The Consumer Price Index zoomed 8.6% in May compared to a year ago, bypassing the 8.5% gain in March and setting the highest rate since 1981. The release of the news on Friday triggered a sell-off on Wall Street.
Economists at PNC Financial Services Group Inc. are now forecasting that the Federal Reserve will raise its monetary policy rate by 175 basis points further from the 0.75% to 1.00% range installed at the Fed’s May 2022 meeting in order to fight inflationary pressures.
Pittsburgh-based PNC’s official CPI inflation forecast has risen to a 5.2% year-over-year pace to close out 2022, and not approaching the Fed’s 2.0% target until mid-2024.
Kurt Rankin, PNC (NYSE:PNC) senior economist, noted that core CPI, excluding fuel and energy prices, was up 6% year-over-year, down slightly from 6.2% in April. Energy, food and beverages, housing and transportation led price gains in May and month-over-month growth accelerated in all major categories with the exceptions of medical care and recreation.

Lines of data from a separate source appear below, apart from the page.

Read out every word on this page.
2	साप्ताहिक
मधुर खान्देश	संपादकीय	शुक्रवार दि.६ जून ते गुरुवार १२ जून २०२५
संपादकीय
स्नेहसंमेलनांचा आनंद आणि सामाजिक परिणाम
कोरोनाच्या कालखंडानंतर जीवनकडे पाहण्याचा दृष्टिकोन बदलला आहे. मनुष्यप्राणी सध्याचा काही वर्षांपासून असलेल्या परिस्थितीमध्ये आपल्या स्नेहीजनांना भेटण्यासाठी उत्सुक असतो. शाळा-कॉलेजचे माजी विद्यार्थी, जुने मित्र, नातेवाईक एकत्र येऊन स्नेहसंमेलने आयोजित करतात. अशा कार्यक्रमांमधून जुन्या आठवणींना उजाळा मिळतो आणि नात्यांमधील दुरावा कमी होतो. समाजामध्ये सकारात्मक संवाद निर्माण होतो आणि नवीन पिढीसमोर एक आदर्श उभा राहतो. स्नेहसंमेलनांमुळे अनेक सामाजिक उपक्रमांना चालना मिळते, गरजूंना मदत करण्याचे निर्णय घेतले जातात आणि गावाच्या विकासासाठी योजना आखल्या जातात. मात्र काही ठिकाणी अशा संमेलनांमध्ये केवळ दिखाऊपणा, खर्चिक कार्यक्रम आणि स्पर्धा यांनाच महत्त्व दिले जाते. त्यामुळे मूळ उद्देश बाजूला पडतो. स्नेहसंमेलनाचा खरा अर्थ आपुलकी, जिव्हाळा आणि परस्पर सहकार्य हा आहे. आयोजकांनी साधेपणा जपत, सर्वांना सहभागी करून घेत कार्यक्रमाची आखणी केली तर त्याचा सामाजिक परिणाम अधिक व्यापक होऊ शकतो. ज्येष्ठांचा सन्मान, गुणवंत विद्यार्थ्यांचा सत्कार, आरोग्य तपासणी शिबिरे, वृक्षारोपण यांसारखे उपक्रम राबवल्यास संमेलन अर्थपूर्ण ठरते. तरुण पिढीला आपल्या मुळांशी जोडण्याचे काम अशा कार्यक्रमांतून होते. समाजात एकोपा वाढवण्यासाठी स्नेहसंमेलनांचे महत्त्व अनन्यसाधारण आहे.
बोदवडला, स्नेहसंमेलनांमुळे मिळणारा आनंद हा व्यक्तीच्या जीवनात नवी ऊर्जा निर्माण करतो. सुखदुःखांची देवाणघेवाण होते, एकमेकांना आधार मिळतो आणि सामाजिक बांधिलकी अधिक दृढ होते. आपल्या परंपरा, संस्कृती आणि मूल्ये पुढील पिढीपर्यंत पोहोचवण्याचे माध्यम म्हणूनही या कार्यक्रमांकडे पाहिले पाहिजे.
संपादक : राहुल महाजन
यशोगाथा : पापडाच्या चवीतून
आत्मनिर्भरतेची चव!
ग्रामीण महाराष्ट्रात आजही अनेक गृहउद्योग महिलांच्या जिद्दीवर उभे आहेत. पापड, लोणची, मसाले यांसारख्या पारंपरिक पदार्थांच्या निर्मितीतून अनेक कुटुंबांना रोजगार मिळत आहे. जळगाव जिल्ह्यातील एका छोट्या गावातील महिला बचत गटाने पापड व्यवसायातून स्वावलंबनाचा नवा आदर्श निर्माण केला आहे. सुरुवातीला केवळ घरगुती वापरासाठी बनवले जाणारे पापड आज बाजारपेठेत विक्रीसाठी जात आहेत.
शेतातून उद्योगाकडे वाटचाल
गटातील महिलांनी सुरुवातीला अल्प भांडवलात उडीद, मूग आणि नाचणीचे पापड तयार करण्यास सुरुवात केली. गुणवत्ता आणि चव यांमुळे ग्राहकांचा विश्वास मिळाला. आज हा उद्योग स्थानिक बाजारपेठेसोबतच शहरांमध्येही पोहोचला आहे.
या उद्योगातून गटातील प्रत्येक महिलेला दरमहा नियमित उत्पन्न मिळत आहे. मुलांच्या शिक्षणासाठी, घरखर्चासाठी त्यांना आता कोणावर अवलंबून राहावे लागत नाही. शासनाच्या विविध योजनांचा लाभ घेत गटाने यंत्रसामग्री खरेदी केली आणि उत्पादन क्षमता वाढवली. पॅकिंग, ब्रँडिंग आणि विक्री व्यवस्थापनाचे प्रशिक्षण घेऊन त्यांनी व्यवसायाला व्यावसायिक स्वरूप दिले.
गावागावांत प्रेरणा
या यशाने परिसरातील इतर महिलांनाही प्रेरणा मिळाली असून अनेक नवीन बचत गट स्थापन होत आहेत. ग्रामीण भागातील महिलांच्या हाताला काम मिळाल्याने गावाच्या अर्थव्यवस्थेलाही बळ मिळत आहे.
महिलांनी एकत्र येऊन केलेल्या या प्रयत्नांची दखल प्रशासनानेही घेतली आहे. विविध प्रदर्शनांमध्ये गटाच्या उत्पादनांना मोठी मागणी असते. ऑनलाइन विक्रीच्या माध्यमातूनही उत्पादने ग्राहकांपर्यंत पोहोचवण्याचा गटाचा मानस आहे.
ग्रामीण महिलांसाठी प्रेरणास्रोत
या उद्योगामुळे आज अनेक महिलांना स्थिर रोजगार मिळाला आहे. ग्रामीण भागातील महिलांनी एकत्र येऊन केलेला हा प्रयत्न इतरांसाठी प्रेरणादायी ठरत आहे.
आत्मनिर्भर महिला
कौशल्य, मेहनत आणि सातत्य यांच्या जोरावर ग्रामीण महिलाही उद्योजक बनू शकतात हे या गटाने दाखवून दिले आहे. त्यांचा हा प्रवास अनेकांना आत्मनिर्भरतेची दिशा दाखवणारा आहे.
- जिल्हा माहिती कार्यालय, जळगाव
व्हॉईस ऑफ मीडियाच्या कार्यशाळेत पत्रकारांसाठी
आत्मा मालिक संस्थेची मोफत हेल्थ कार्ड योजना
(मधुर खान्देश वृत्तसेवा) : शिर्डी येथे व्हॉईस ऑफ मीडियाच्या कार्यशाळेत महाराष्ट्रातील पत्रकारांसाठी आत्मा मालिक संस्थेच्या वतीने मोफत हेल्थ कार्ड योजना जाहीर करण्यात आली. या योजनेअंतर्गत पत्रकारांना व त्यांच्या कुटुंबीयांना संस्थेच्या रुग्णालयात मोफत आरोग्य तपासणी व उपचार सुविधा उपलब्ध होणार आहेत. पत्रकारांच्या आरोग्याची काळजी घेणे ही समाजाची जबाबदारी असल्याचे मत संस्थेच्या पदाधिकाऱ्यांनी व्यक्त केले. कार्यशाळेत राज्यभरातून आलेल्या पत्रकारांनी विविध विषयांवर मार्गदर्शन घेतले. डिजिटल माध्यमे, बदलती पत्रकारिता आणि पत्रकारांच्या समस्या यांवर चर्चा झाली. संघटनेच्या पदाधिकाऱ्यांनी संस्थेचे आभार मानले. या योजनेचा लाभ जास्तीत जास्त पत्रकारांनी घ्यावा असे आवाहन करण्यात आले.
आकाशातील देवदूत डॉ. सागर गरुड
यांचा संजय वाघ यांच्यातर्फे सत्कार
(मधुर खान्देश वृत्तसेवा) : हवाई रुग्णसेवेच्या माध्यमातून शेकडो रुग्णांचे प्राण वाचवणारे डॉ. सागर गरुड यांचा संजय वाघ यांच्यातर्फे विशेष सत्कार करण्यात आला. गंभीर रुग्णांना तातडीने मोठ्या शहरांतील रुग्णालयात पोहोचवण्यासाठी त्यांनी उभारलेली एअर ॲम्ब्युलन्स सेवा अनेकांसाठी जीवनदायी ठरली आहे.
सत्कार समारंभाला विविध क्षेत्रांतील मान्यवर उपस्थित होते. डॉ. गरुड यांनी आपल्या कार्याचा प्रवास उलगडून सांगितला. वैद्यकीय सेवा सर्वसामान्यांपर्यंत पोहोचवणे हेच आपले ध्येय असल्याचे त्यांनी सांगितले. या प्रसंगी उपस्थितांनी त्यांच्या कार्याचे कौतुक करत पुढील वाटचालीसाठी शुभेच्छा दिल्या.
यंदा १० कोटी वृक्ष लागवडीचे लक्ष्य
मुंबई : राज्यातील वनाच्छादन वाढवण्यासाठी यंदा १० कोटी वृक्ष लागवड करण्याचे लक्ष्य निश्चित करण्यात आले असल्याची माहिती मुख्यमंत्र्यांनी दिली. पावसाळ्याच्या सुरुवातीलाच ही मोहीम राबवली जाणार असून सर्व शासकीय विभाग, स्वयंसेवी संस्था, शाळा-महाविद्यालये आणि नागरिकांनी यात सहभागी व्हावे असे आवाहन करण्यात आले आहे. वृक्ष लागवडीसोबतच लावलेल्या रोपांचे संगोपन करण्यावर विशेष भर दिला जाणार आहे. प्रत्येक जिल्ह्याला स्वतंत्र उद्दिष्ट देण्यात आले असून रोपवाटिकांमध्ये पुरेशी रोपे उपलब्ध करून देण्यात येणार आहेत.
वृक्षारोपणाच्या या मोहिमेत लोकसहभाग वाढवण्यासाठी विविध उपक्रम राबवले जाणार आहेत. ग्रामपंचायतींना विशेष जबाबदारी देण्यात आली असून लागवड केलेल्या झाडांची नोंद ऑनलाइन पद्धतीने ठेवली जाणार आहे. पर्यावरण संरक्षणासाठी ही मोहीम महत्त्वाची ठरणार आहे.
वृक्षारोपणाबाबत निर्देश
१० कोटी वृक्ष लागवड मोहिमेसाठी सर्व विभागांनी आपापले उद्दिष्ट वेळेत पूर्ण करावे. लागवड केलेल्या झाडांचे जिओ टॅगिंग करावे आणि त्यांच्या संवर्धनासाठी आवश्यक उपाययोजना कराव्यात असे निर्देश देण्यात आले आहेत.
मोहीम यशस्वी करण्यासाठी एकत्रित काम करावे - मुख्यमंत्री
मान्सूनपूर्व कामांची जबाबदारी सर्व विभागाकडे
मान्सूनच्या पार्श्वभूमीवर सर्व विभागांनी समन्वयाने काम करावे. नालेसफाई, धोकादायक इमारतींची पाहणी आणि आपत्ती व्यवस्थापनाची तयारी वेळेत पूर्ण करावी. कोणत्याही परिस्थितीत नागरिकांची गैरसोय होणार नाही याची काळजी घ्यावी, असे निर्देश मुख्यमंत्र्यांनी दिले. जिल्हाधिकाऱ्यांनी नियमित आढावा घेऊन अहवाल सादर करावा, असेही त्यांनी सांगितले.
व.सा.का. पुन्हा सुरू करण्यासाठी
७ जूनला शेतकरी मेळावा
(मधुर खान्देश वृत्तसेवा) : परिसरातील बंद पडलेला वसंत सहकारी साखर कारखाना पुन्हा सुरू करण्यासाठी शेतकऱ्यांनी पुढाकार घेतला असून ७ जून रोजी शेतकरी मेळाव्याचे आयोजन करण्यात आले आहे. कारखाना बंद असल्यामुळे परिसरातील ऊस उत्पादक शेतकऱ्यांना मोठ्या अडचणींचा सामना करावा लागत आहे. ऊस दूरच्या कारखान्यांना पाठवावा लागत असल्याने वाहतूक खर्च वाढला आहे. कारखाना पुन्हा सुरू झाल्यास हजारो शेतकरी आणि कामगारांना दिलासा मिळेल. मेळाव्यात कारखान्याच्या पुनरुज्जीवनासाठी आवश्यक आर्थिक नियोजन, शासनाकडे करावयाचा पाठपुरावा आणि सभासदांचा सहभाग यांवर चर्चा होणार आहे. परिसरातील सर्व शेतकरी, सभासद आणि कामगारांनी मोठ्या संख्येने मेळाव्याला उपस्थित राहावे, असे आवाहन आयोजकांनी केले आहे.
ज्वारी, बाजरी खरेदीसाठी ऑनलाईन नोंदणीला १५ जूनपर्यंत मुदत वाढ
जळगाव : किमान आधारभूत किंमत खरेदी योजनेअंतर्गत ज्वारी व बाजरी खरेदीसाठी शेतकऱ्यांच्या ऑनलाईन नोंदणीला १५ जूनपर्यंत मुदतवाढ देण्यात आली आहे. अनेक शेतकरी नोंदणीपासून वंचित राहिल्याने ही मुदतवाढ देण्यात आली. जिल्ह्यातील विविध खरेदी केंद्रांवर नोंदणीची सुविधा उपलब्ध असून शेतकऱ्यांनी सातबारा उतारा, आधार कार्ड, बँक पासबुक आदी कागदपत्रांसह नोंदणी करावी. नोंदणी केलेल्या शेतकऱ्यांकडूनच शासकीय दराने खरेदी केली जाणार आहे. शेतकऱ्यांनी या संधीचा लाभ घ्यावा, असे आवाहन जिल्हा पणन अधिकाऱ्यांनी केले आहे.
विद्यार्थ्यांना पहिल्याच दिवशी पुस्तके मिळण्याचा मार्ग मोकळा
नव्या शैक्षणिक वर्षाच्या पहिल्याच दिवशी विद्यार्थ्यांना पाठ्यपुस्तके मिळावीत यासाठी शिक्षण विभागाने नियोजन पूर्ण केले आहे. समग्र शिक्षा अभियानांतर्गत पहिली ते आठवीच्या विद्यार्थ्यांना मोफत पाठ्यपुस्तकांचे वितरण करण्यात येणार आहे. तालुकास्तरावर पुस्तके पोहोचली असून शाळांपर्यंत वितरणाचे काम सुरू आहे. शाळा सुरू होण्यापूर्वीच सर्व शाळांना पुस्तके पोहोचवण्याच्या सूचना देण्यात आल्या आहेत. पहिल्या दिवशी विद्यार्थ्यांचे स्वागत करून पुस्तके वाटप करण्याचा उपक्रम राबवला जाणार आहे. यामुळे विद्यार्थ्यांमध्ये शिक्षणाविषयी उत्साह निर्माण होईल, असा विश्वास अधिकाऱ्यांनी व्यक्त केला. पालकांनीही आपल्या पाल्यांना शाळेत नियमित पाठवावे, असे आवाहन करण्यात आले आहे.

“The expectation of consumer spending transitioning to services from goods entering the summer months this year should push this category back into accelerating price growth territory in the months to come, doubling down on what promises to be continued price pressure at gasoline pumps given oil price trends through June thus far,” Rankin wrote in a report issued on Friday.
Food and beverages price growth accelerated to 1.1% on a month-over-month basis, a new pandemic-era high for this category, and is representative of the most significant concerns with inflation’s persistence.
“While consumers could choose to travel less, despite strong pent-up demand, and might be able to delay major purchases such as vehicles, higher prices for food, gasoline and even apparel … are far less avoidable,” Rankin wrote. “Inflation expectations should be well-entrenched among consumers by now, suggesting that the ability of ‘demand destruction’ among consumers toward offering an assist to the Fed in tamping down price gains will be established in the next few months. Consumers will either choose to continue spending despite higher prices, making the Fed’s choices more difficult through the second half of this year, or to pull back spending in response to higher prices — especially regarding everyday necessities. A spending pullback would slow the economy more on the immediate horizon but could be the difference in shallowing the depth of any potential recession in 2023 by making the Fed’s job a bit easier.”